CNRS’den (Centre National de la Recherche Scientifique) ve AlUla Kraliyet Komisyonu’ndan (RCU) bilim adamları, Kuzey Arap Çölü’ndeki Hayber Vahası’nı çevreleyen 4.000 yıllık bir sur ortaya çıkardı. Bu bulgu, MÖ 4. ve 3. bin yıllarda kuzeybatı Arabistan’daki insan yerleşimine yeni bir ışık tutuyor. İslam öncesi dönemin de sosyal karmaşıklığına dair değerli bilgiler sunuyor.
Artık antik surlarıyla bilinen Hayber Vahası, Suudi Arabistan’ın en büyük duvarlarla çevrili vahalarından biri olarak Tayma’nın yanında yer alıyor. Ekibin, 14,5 kilometre (dokuz mil), 1,70 ila 2,40 metre (altı ila sekiz fit) kalınlığında ve yaklaşık beş metre yüksekliğinde olduğu tahmin edilen devasa bir yapı olan keşfi, bölgenin tarihinde önemli bir bölümü ortaya çıkarıyor.
İlginizi Çekebilir: Keşif: 8 milyar yıllık radyo patlamaları ile ilgili sırlar açığa çıkıyor
M.Ö. 2250-1950 yıllarına tarihlenen sur, yaklaşık 1.100 hektarlık geniş bir alanı kapsıyordu
Radyokarbon tarihlendirmesine göre M.Ö. 2250-1950 yıllarına tarihlenen sur, yaklaşık 1.100 hektarlık geniş bir alanı kapsıyordu.
Bir zamanlar çölün ortasında yerleşik bir topluluğu koruyan, 5,9 kilometreden (3,7 mil) fazla korunmuş, 74 burçlu devasa bir yapı hayal edin. Bu antik mucize, çapraz referanslı saha araştırmaları, uzaktan algılama verileri ve mimari çalışmalardan oluşan titiz bir süreçle ortaya çıkarıldı. Geçmişi de görselleştirmemize olanak tanıyan dijital bir yeniden yapılanma sağlandı.
Tahkimat, Hayber’in kuzeybatı Arabistan’daki duvarlarla çevrili vahalar ağı içindeki yerini teyit ederken, merak uyandırıcı soruları da gündeme getiriyor. Bu devasa sur neden inşa edildi? Mimarisinin ayrıntıları, onu inşa eden toplum ve vahanın ötesindeki etkileşimleri hakkında ne ortaya koyuyor? Bu soruların cevapları, antik çağlarda bölgeyi şekillendiren sosyal dinamiklerin daha derinlemesine anlaşılmasını sağlayabilir.
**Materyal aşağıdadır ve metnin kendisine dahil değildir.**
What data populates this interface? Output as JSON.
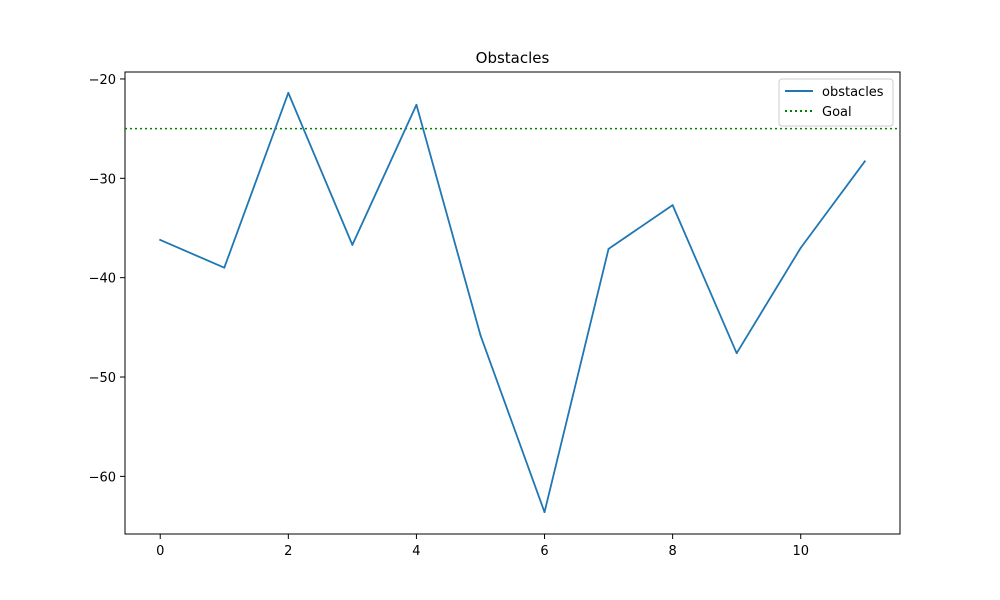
{
  "chart_data": {
    "type": "line",
    "title": "Obstacles",
    "xlabel": "",
    "ylabel": "",
    "x": [
      0,
      1,
      2,
      3,
      4,
      5,
      6,
      7,
      8,
      9,
      10,
      11
    ],
    "series": [
      {
        "name": "obstacles",
        "values": [
          -36.2,
          -39.0,
          -21.4,
          -36.7,
          -22.6,
          -45.8,
          -63.6,
          -37.1,
          -32.7,
          -47.6,
          -37.0,
          -28.3
        ],
        "color": "#1f77b4",
        "style": "solid"
      }
    ],
    "reference_lines": [
      {
        "name": "Goal",
        "y": -25.0,
        "color": "#008000",
        "style": "dotted"
      }
    ],
    "xlim": [
      -0.55,
      11.55
    ],
    "ylim": [
      -65.8,
      -19.3
    ],
    "xticks": [
      0,
      2,
      4,
      6,
      8,
      10
    ],
    "yticks": [
      -20,
      -30,
      -40,
      -50,
      -60
    ],
    "grid": false,
    "legend_position": "top-right"
  }
}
Hayber Vahası keşfi için belirtelim. Kuzeybatı Arap Yarımadası’nın tarih öncesi, İslam öncesi ve İslami geçmişinin gizemlerini çözmek için çok önemli bir basamaktır. Bu bulgunun önemi fiziksel yapının ötesine uzanıyor. Bronz Çağı boyunca da gelişen yerli sosyal ve politik sistemlerin karmaşıklıklarını deşifre etmek için bir anahtar sağlıyor.
Bu bulgunun büyüklüğünü anlamak için, çöl manzarasının dönüştürücü güçleri nedeniyle surların bin yıldır gizli olduğunu düşünün. Zamanla, yerel arazinin derinlemesine yeniden işlenmesi bu antik harikayı gizledi. Bu da son keşfini daha da dikkat çekici hale getirdi.
Hayber Longue Durée Arkeoloji Projesi tarafından 2020 ve 2023 yılları arasında yürütülen çok disiplinli araştırmayı incelerken, Hayber Vahası’nın karmaşık hikayesi ortaya çıkıyor. Tunç Çağı’ndan kalma duvarlarla çevrili bu vaha kompleksi, bölgedeki diğerleriyle birlikte, yerli sosyal ve politik karmaşıklığın yaratılmasında önemli bir faktör olarak ortaya çıkıyor.
Sonuç olarak belirtelim. Hayber Vahası surlarının ortaya çıkarılması, tüm araştırmayı yapan arkeologlar ve tarihçiler için sadece bir başarı öyküsü değil; hayal gücümüzü cezbeden bir şekilde zamanda geriye yolculuk yapmamızın bir yolu.
Bu keşif, eski uygarlıklara dair anlayışımızı yeniden tanımlıyor. Bizi de Arap Çölü’nün kalbindeki bu kadim vahanın duvarları içinde inşa edip gelişenlerin yaşamları ve tutkuları üzerinde düşünmeye davet ediyor.
Bu arada çalışmanın tamamının Arkeoloji Bilimi Dergisi: Raporlarda yayınlandığını ekleyelim.